What is your investment style?

Before you start investing, it is best to first gauge the investment style befitting you and your financial goals. That way, you can approach your investing in a more disciplined and organized manner.

Your investment style will typically be determined by the following factors:

  • Your temperament (i.e. your patience, the amount of effort you are willing to put in, the amount of risk you are willing to stomach)
  • Your profile (i.e. your age, income, wealth)
  • Your financial objectives

Discerning and articulating these very personal factors is a fantastic first step for any investor. What answers you reach from your discernment will guide you in finding the best investment style for you.

We broke down the most commonly practicable ones here for your consideration.

Active vs. Passive

An active investor picks his own stocks. A passive investor typically buys shares in an index fund such as BPI’s Philippine Stock Index Fund or the ATRAM Philippine Equity Smart Index Fund, effectively outsourcing the whole stock selection process. The active investor believes in his own ability to pick stocks to outperform the market. The passive investor believes that the most efficient way of producing long-term returns is by investing in the market as a whole.

The active investor bypasses the investment management fees charged by investment funds and stands the chance of finding great investment opportunities ignored by the market. The passive investor bypasses all the heavy research conducted by active investors which is not necessarily always fruitful.

Growth vs. Value

In terms of stocks, a value investor looks for companies selling at below their intrinsic value, preferably with a significant margin-of-safety. A growth investor looks for companies offering the possibility of above average growth, regardless of price in relation to intrinsic value.

Some famous value investors include Warren Buffett, Benjamin Graham, and to an extent Peter Lynch (although his style often also verges on the growth investing side). Some famous growth investors include Thomas Rowe Price, Jr. and Philip Fisher.

Investors could also consider investing in companies promising “growth at a reasonable price”. This approach blends elements of value investing and growth investing. In effect, the investor hopes to find stocks that may deliver above average growth but are not too expensive in relation to their intrinsic value.

How do I use a stock screen?

After Hours is an editorial column more loosely covering our opinions on a variety of topics in finance.

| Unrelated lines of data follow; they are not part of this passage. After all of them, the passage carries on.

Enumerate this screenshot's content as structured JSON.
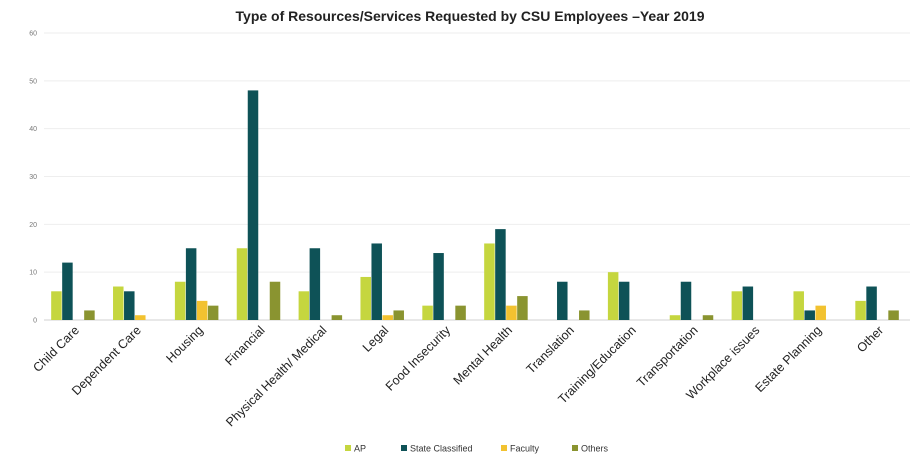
{
  "chart_data": {
    "type": "bar",
    "title": "Type of Resources/Services  Requested by CSU Employees –Year 2019",
    "xlabel": "",
    "ylabel": "",
    "ylim": [
      0,
      60
    ],
    "yticks": [
      0,
      10,
      20,
      30,
      40,
      50,
      60
    ],
    "grid": true,
    "legend_position": "bottom",
    "categories": [
      "Child Care",
      "Dependent Care",
      "Housing",
      "Financial",
      "Physical Health/ Medical",
      "Legal",
      "Food Insecurity",
      "Mental Health",
      "Translation",
      "Training/Education",
      "Transportation",
      "Workplace issues",
      "Estate Planning",
      "Other"
    ],
    "series": [
      {
        "name": "AP",
        "color": "#c5d63f",
        "values": [
          6,
          7,
          8,
          15,
          6,
          9,
          3,
          16,
          0,
          10,
          1,
          6,
          6,
          4
        ]
      },
      {
        "name": "State Classified",
        "color": "#0e5257",
        "values": [
          12,
          6,
          15,
          48,
          15,
          16,
          14,
          19,
          8,
          8,
          8,
          7,
          2,
          7
        ]
      },
      {
        "name": "Faculty",
        "color": "#f2c230",
        "values": [
          0,
          1,
          4,
          0,
          0,
          1,
          0,
          3,
          0,
          0,
          0,
          0,
          3,
          0
        ]
      },
      {
        "name": "Others",
        "color": "#8a9430",
        "values": [
          2,
          0,
          3,
          8,
          1,
          2,
          3,
          5,
          2,
          0,
          1,
          0,
          0,
          2
        ]
      }
    ]
  }
}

The ugly truth is that it is impossible to go through the financial statements of all available companies in the world’s stock exchanges. There is just not enough time. And although the potential for reward could be higher if you sift through each and every one, that would still mean sifting through a lot of dirt.

This is where stock screening comes in. It’s just easier and more straightforward. You pick a few criteria, making sure none are too restrictive, and then you exclude any stocks that do not meet this criteria. It is neither the most graceful practice nor the most thorough, but it quickly cuts down your universe of stocks to a smaller, more manageable group.

We have adapted some criteria borrowed from Chapter 14 (“Stock Selection for the Defensive Investor”) of Benjamin Graham’s The Intelligent Investor to serve as a starting point for any who wish to employ stock screening into their investment research process.

  1. Debt-to-Equity Ratio must be less than 1.0.
  2. Total Debt-to-Net Working Capital Ratio must be less than 1.0.
  3. Current Ratio must be more than 2.0.
  4. Company must have consistently paid out annual dividends over the last ten (10) years.
  5. Net Income must have grown by at least 33% compared to ten (10) years prior.
  6. Price-to-Earnings Ratio must be less than 15.0.
  7. Price-to-Book Ratio must be less than 1.5.